VENTRICINA DEL VASTESE – CHE COS’È

La ventricina è un salume insaccato tipico del territorio al confine tra Abruzzo e Molise e di diversi comuni del Teramano, sebbene con profonde differenze. L’area a cavallo tra le due regioni comprende circa 30 comuni facenti parte delle ormai soppresse comunità montane Medio e Alto Vastese e di alcuni comuni molisani della valle del Trigno. Il nome deriva dal ventre del maiale – di cui anticamente veniva utilizzato lo stomaco per l’insaccatura che conferiva allo stesso la sua tipica forma subovoidale.

L’ingrediente principale è costituito da tagli nobili (magri) di carne suina per circa l’80%, e il restante da tagli grassi. La carne è rigorosamente tagliata a punta di coltello a formare cubetti irregolari di circa 3-4 cm (più piccoli invece i pezzetti della parte grassa). Come riportato nel disciplinare di produzione della Ventricina del Vastese è un insaccato crudo di carne suina di taglia grande, fermentato non affumicato di lunga stagionatura, a grana grande e privo di additivi e conservanti ad eccezione del sale e delle spezie (peperone secco tritato dolce o piccante, fiori o semi di finocchio, pepe).

Si presta bene mangiato tal quale nei panini o nell’antipasto e negli happy hour. Buono da utilizzarsi nel condire i primi, come nel ragù di ventricina, assieme ai formati di pasta tipici del territorio (spaghetti alla chitarra, cavatelli, fusilli, strozzapreti, ravioli di ventricina a Scerni, ecc.). In commercio è disponibile l’impasto fresco non stagionato, da cuocersi nel sugo o allo spiedo.

In Abruzzo e Molise vi è un tipo di ventricina, quella detta del Vastese, molto diversa da quella teramana, differenti non solo per forma e zona di produzione ma soprattutto per gli ingredienti, essendo la seconda molto più grassa.

La ventricina del Vastese è il salame italiano che ha vinto più campionati nazionali, concorso edito da Accademia delle 5T e patrocinato Ministero politiche agricole.

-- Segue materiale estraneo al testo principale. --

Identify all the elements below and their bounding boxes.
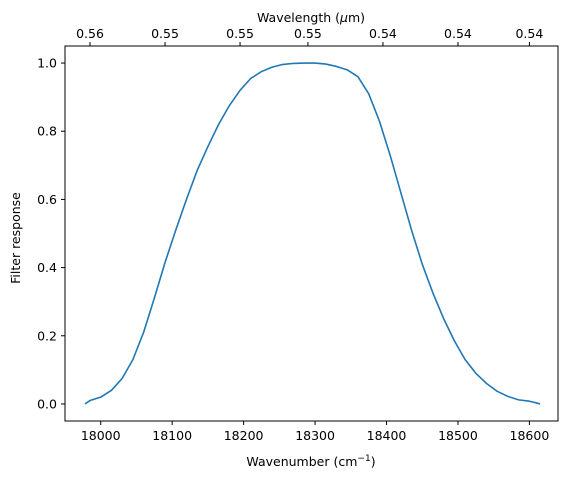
top-tick-label: 0.55 <box>151 26 179 41</box>
y-tick-label: 0.0 <box>37 396 57 411</box>
top-tick-label: 0.55 <box>226 26 254 41</box>
top-tick-label: 0.54 <box>369 26 397 41</box>
y-ticks: 0.0 0.2 0.4 0.6 0.8 1.0 <box>37 56 65 411</box>
top-x-ticks: 0.56 0.55 0.55 0.55 0.54 0.54 0.54 <box>76 26 543 46</box>
x-axis-title: Wavenumber (cm−1) <box>246 454 375 469</box>
y-tick-label: 0.8 <box>37 124 57 139</box>
x-axis-title-superscript: −1 <box>357 454 370 464</box>
top-axis-title-main: Wavelength ( <box>257 10 340 25</box>
x-axis-title-close: ) <box>371 454 376 469</box>
top-tick-label: 0.55 <box>294 26 322 41</box>
y-tick-label: 1.0 <box>37 56 57 71</box>
x-tick-label: 18300 <box>295 428 335 443</box>
top-axis-title-rest: m) <box>348 10 365 25</box>
y-tick-label: 0.6 <box>37 192 57 207</box>
y-tick-label: 0.4 <box>37 260 57 275</box>
x-axis-title-main: Wavenumber (cm <box>246 454 357 469</box>
x-tick-label: 18100 <box>152 428 192 443</box>
series-line <box>84 62 541 405</box>
x-tick-label: 18200 <box>224 428 264 443</box>
top-axis-title: Wavelength (μm) <box>257 10 365 25</box>
x-tick-label: 18600 <box>510 428 550 443</box>
plot-area <box>64 45 559 422</box>
y-tick-label: 0.2 <box>37 328 57 343</box>
top-tick-label: 0.54 <box>444 26 472 41</box>
y-axis-title: Filter response <box>8 192 23 284</box>
x-tick-label: 18500 <box>438 428 478 443</box>
top-tick-label: 0.56 <box>76 26 104 41</box>
top-tick-label: 0.54 <box>515 26 543 41</box>
x-tick-label: 18000 <box>81 428 121 443</box>
bottom-x-ticks: 18000 18100 18200 18300 18400 18500 18600 <box>81 421 550 443</box>
x-tick-label: 18400 <box>367 428 407 443</box>
top-axis-title-mu: μ <box>339 10 348 25</box>
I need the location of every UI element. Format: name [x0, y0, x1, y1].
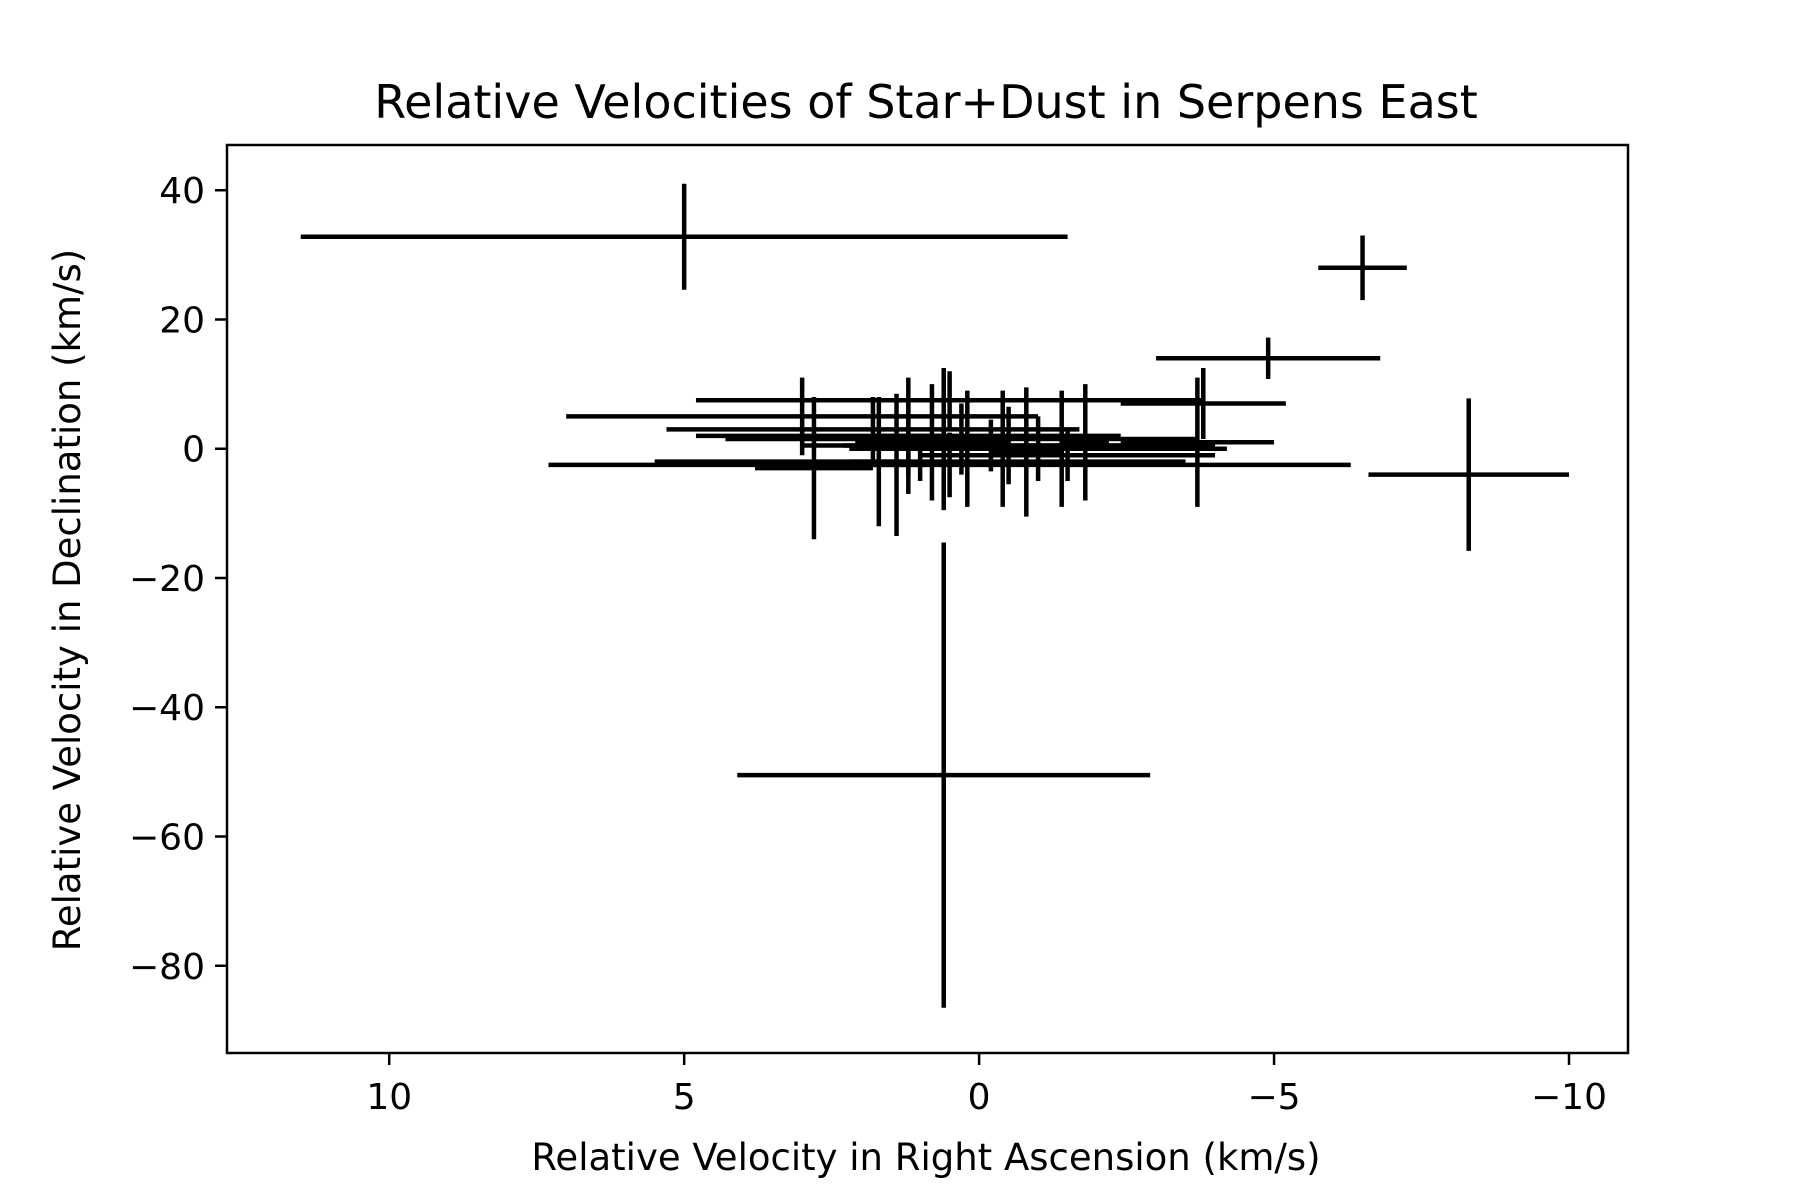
data-point	[1032, 390, 1092, 507]
x-tick-label: 5	[673, 1077, 696, 1118]
y-tick-label: −20	[129, 559, 205, 600]
x-axis: 10 5 0 −5 −10	[366, 1053, 1607, 1118]
x-tick-label: −5	[1248, 1077, 1301, 1118]
data-point	[1120, 367, 1286, 440]
x-tick-label: 10	[366, 1077, 412, 1118]
data-point	[695, 371, 1204, 430]
plot-frame	[225, 143, 1630, 1055]
data-point	[737, 542, 1151, 1008]
data-point	[754, 397, 873, 540]
data-point	[902, 367, 986, 511]
data-point	[300, 183, 1068, 290]
data-point	[1061, 384, 1109, 501]
data-point	[843, 419, 1139, 472]
y-tick-label: −60	[129, 818, 205, 859]
y-tick-label: −40	[129, 688, 205, 729]
y-axis-label: Relative Velocity in Declination (km/s)	[46, 249, 89, 951]
x-tick-label: 0	[968, 1077, 991, 1118]
y-axis: 40 20 0 −20 −40 −60 −80	[129, 171, 227, 988]
x-axis-label: Relative Velocity in Right Ascension (km…	[531, 1136, 1320, 1179]
data-point	[1120, 377, 1275, 507]
y-tick-label: −80	[129, 947, 205, 988]
data-point	[1368, 398, 1570, 551]
data-point	[961, 390, 1045, 507]
data-point	[1318, 235, 1407, 301]
data-point	[867, 393, 927, 536]
y-tick-label: 40	[159, 171, 205, 212]
y-tick-label: 20	[159, 300, 205, 341]
chart-title: Relative Velocities of Star+Dust in Serp…	[374, 75, 1478, 129]
data-point	[872, 377, 944, 494]
x-tick-label: −10	[1531, 1077, 1607, 1118]
y-tick-label: 0	[182, 430, 205, 471]
data-point	[1156, 337, 1381, 379]
data-marks	[300, 183, 1570, 1008]
data-point	[990, 387, 1062, 517]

Regolata da oltre un decennio da un disciplinare di produzione[2] la Ventricina del Vastese sta guadagnandosi un nome grazie anche alla creazione di un marchio e di un logo (che in futuro potrebbero garantirle una DOP) a tutela del consumatore sulla qualità del prodotto, delle materie prime utilizzate e dei processi produttivi. Lo certificazione ha senz’altro lo scopo di proteggere il prodotto stesso dalla inevitabile volgarizzazione che l’interessamento dell’industria e della produzione di larga scala comporterebbe.

Si raccomandano l’80% di tagli magri e il 20% tra pancetta e grasso di prosciutto. Sia le carni che la polvere di peperone dolce (varietà “corno di capra” o “paisanella”) devono provenire dai territori esplicitamente autorizzati all’uso del marchio (corrispondenti grosso modo alle ex comunità montane del Medio e Alto Vastese) o da zone limitrofe. La stagionatura, da effettuarsi in ambienti a temperatura non superiore a 13 °C (non superiori a 6-7 °C nei primi 4-5 giorni) dura non meno di 100 giorni. Una spalmatura esterna di strutto oltre il 50º giorno aiuta la conservazione e previene il calo di peso.

Nel 2009 e nel 2016, 2017 la Ventricina del Vastese ha vinto il Campionato Italiano del Salame, organizzato dall’Accademia delle 5T (Territorio, Tradizione, Tipicità, Trasparenza, Tracciabilità).